A 5ª Turma do Tribunal Regional Federal da 1ª Região (TRF-1) manteve decisão que autorizou uma mulher a realizar procedimento de reprodução humana assistida na modalidade de gestação por substituição, afastando a aplicação de dispositivo da Resolução nº 2.320/2022 do Conselho Federal de Medicina (CFM), que exige que a cedente temporária do útero possua, obrigatoriamente, ao menos um filho vivo.
Para o colegiado, a exigência prevista em norma infralegal não pode restringir, de forma automática e desproporcional, o exercício da autonomia reprodutiva quando inexistir vedação legal expressa e estiverem presentes o consentimento informado e as condições médicas necessárias para o procedimento.
Indeferimento ocorreu com base em resolução do CFM
O recurso foi interposto pelo Conselho Regional de Medicina do Estado de Goiás (Cremego), que buscava reformar a sentença favorável à paciente.

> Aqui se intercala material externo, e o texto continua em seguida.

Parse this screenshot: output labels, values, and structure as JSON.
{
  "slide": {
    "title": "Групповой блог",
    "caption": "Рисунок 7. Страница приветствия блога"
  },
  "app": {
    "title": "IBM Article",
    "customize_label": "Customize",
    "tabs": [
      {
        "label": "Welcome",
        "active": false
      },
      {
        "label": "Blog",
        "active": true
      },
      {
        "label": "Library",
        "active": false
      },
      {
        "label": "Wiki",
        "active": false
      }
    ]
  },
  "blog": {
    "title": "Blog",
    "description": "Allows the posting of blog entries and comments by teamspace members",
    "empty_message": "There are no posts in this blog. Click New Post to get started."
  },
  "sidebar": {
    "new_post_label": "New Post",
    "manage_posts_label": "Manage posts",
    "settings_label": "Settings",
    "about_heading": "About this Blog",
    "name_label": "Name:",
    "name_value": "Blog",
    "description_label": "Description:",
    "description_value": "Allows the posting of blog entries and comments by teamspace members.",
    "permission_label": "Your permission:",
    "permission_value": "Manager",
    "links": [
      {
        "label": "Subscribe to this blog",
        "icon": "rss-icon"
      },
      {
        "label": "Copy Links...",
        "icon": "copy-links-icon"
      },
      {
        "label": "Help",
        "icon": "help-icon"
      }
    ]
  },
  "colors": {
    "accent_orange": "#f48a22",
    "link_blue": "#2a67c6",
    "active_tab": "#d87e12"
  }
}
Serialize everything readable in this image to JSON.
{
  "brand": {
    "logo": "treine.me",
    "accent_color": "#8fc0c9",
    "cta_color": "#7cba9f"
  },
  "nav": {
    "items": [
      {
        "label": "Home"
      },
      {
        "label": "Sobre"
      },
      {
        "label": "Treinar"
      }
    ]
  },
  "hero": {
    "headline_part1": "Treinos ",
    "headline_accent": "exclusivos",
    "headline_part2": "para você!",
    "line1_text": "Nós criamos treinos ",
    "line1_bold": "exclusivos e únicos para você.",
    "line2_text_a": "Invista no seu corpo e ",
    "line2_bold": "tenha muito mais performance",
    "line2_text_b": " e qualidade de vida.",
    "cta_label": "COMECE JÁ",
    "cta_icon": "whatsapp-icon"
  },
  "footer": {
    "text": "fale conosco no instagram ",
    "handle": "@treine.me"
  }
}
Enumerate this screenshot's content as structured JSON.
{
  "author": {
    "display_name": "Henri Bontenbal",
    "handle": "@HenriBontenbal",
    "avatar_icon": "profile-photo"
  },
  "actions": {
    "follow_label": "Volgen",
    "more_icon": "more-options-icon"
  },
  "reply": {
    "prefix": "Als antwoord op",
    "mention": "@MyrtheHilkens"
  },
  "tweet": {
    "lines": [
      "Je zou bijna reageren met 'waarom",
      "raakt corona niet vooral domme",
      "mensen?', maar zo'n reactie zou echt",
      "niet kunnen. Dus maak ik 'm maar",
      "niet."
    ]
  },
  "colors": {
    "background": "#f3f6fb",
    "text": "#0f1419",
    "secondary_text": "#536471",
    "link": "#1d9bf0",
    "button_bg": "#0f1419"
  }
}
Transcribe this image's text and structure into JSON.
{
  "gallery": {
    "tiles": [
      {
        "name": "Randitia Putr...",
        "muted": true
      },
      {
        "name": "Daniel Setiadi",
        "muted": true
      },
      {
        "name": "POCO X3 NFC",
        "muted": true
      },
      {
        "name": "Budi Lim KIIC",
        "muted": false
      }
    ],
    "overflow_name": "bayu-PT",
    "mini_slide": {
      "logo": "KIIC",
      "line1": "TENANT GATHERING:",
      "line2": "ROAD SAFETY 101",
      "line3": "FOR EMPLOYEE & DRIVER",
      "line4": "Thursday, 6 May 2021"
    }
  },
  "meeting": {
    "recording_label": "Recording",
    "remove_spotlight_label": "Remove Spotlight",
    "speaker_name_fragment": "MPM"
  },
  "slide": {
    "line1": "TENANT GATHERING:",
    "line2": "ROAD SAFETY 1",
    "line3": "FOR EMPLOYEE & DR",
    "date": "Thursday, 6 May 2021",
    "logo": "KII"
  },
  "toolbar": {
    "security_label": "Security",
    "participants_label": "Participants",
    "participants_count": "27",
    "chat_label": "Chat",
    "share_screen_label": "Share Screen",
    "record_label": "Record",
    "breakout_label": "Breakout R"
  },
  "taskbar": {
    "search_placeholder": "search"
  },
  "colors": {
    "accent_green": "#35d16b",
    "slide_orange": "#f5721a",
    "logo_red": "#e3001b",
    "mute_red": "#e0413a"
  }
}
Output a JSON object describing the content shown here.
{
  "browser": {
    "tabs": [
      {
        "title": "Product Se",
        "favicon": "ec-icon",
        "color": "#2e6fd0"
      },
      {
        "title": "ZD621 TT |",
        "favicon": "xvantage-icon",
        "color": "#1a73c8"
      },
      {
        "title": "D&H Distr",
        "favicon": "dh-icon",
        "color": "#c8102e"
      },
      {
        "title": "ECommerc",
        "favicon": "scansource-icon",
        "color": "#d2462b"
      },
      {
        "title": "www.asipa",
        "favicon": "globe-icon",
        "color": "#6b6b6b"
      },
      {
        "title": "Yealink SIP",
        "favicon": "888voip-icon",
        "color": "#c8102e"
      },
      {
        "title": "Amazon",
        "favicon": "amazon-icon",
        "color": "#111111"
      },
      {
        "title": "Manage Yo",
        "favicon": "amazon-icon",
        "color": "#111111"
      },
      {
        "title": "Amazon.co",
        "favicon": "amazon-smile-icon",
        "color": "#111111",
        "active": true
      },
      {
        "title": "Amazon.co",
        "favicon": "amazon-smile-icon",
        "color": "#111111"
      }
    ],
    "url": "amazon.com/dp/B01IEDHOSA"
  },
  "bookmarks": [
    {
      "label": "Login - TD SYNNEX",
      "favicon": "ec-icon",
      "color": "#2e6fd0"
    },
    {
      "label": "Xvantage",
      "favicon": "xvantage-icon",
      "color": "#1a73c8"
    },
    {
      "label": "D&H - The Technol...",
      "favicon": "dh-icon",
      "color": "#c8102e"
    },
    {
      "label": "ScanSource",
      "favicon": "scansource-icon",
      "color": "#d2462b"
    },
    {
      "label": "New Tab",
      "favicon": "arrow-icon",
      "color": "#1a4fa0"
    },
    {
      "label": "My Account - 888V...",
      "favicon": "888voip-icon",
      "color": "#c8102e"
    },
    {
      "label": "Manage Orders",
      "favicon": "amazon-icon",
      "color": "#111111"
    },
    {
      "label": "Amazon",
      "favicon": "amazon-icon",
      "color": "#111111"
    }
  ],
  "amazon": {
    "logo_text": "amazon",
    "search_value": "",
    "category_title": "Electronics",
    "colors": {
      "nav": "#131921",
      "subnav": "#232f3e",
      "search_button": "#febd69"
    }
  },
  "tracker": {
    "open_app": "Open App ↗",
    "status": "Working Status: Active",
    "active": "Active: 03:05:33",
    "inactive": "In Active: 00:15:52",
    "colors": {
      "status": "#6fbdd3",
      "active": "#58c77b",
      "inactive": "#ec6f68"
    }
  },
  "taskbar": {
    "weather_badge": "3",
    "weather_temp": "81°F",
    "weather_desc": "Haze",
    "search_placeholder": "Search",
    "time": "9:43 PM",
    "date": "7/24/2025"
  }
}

Segundo a entidade, a exigência de que a mulher que cederá temporariamente o útero tenha um filho vivo possui fundamento em critérios técnicos, éticos e bioéticos destinados à proteção da saúde física e psicológica da gestante substituta e da criança que será gerada.
Paciente é portadora de doença que impede a gestação
Conforme os autos, a autora da ação é portadora de Trombastenia de Glanzmann, doença rara que inviabiliza uma gestação segura.
Diante dessa condição, a única alternativa para a concretização do projeto parental seria a utilização da gestação por substituição.
A mulher escolhida para atuar como cedente temporária do útero foi submetida a avaliações médicas e psicológicas, consideradas satisfatórias, e assinou termo de consentimento livre e esclarecido. No entanto, o pedido foi negado administrativamente porque ela não possui filho vivo, requisito previsto na Resolução nº 2.320/2022 do CFM.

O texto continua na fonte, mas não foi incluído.